E. Gates (U. Chicago and Adler Planetarium), G. Gyuk (S.I.S.S.A.), N. W. Evans (Oxford)

Current microlensing data in the direction of the LMC indicate that in the context of a spherical isothermal model with a Maxwellian velocity distribution, some significant fraction of the Galactic halo is composed of MACHOs with masses roughly in the range 0.1 to 1.0 M\sun. Such masses are consistent with several astrophysical candidates for MACHOs -- white dwarfs, neutron stars, and black holes -- each of which presents serious challenges for stellar formation and evolution theories. However, the MACHO component of the halo, if it is not the major component, as in Cold Dark Matter scenarios, may have a very different distribution from the typically assumed spherical isothermal model. The MACHO distribution may be in a significantly flattened halo and/or, due to dissipation, more centrally condensed.
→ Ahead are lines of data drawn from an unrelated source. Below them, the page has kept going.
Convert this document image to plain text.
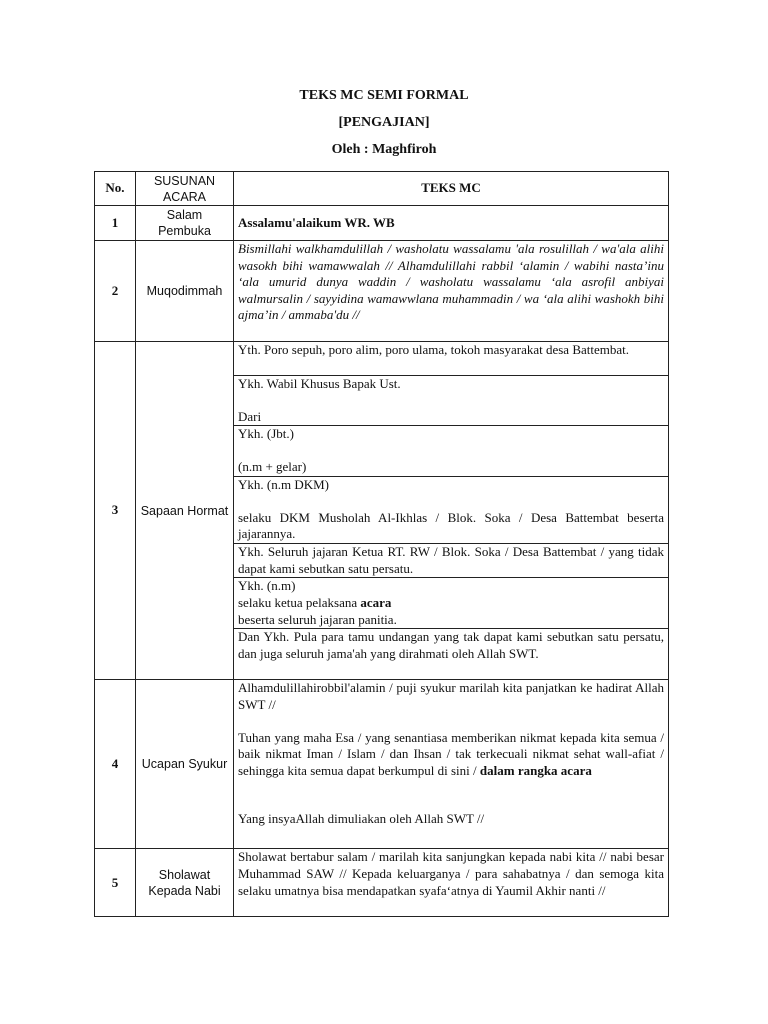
TEKS MC SEMI FORMAL
[PENGAJIAN]
Oleh : Maghfiroh
No.	SUSUNAN ACARA	TEKS MC
1	Salam Pembuka	Assalamu'alaikum WR. WB
2	Muqodimmah	Bismillahi walkhamdulillah / washolatu wassalamu 'ala rosulillah / wa'ala alihi wasokh bihi wamawwalah // Alhamdulillahi rabbil ‘alamin / wabihi nasta’inu ‘ala umurid dunya waddin / washolatu wassalamu ‘ala asrofil anbiyai walmursalin / sayyidina wamawwlana muhammadin / wa ‘ala alihi washokh bihi ajma’in / ammaba'du //
3	Sapaan Hormat	Yth. Poro sepuh, poro alim, poro ulama, tokoh masyarakat desa Battembat.

		Ykh. Wabil Khusus Bapak Ust.
Dari

		Ykh. (Jbt.)
(n.m + gelar)

		Ykh. (n.m DKM)
selaku DKM Musholah Al-Ikhlas / Blok. Soka / Desa Battembat beserta jajarannya.

		Ykh. Seluruh jajaran Ketua RT. RW / Blok. Soka / Desa Battembat / yang tidak dapat kami sebutkan satu persatu.

		Ykh. (n.m)
selaku ketua pelaksana acara
beserta seluruh jajaran panitia.

		Dan Ykh. Pula para tamu undangan yang tak dapat kami sebutkan satu persatu, dan juga seluruh jama'ah yang dirahmati oleh Allah SWT.
4	Ucapan Syukur	Alhamdulillahirobbil'alamin / puji syukur marilah kita panjatkan ke hadirat Allah SWT //
Tuhan yang maha Esa / yang senantiasa memberikan nikmat kepada kita semua / baik nikmat Iman / Islam / dan Ihsan / tak terkecuali nikmat sehat wall-afiat / sehingga kita semua dapat berkumpul di sini / dalam rangka acara
Yang insyaAllah dimuliakan oleh Allah SWT //

5	Sholawat Kepada Nabi	Sholawat bertabur salam / marilah kita sanjungkan kepada nabi kita // nabi besar Muhammad SAW // Kepada keluarganya / para sahabatnya / dan semoga kita selaku umatnya bisa mendapatkan syafa‘atnya di Yaumil Akhir nanti //
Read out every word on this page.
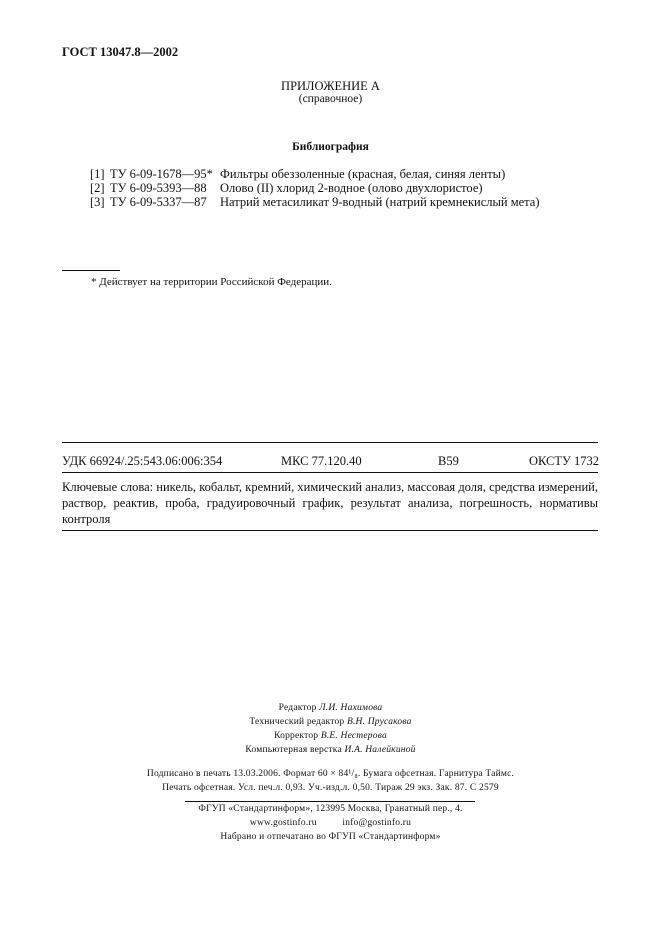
ГОСТ 13047.8—2002
ПРИЛОЖЕНИЕ А
(справочное)
Библиография
[1] ТУ 6-09-1678—95* Фильтры обеззоленные (красная, белая, синяя ленты)
[2] ТУ 6-09-5393—88 Олово (II) хлорид 2-водное (олово двухлористое)
[3] ТУ 6-09-5337—87 Натрий метасиликат 9-водный (натрий кремнекислый мета)
* Действует на территории Российской Федерации.
УДК 66924/.25:543.06:006:354	МКС 77.120.40	В59	ОКСТУ 1732
Ключевые слова: никель, кобальт, кремний, химический анализ, массовая доля, средства измерений, раствор, реактив, проба, градуировочный график, результат анализа, погрешность, нормативы контроля
Редактор Л.И. Нахимова
Технический редактор В.Н. Прусакова
Корректор В.Е. Нестерова
Компьютерная верстка И.А. Налейкиной
Подписано в печать 13.03.2006. Формат 60 × 84¹/₈. Бумага офсетная. Гарнитура Таймс.
Печать офсетная. Усл. печ.л. 0,93. Уч.-изд.л. 0,50. Тираж 29 экз. Зак. 87. С 2579
ФГУП «Стандартинформ», 123995 Москва, Гранатный пер., 4.
www.gostinfo.ru          info@gostinfo.ru
Набрано и отпечатано во ФГУП «Стандартинформ»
In addition, such a distribution is likely to be anisotropic and may have a significant rotational component. The velocity dispersion and mass density distribution which describe the halo model are crucial input parameters in extracting an estimate of the lens mass from the data. We investigate several non-standard halo models and their implications for the lens mass derived from event timescales. We examine two classes of models with a bulk rotational component of the halo velocity distribution: a highly flattened 1/r^2 halo, and a spheroid-like population with whose density falls off as 1/r^3.5. The highly flattened 1/r^2 models can decrease the implied average MACHO mass only marginally and the spheroid models not at all. Generally, rotational models cannot bring the MACHO mass implied by the current microlensing data down to the sub-stellar range. We also analyze the effects of velocity anisotropy on the inferred microlensing masses and find that populations of brown dwarfs with smoothly decreasing densities and dynamically mixed velocity distributions cannot be responsible for the microlensing events.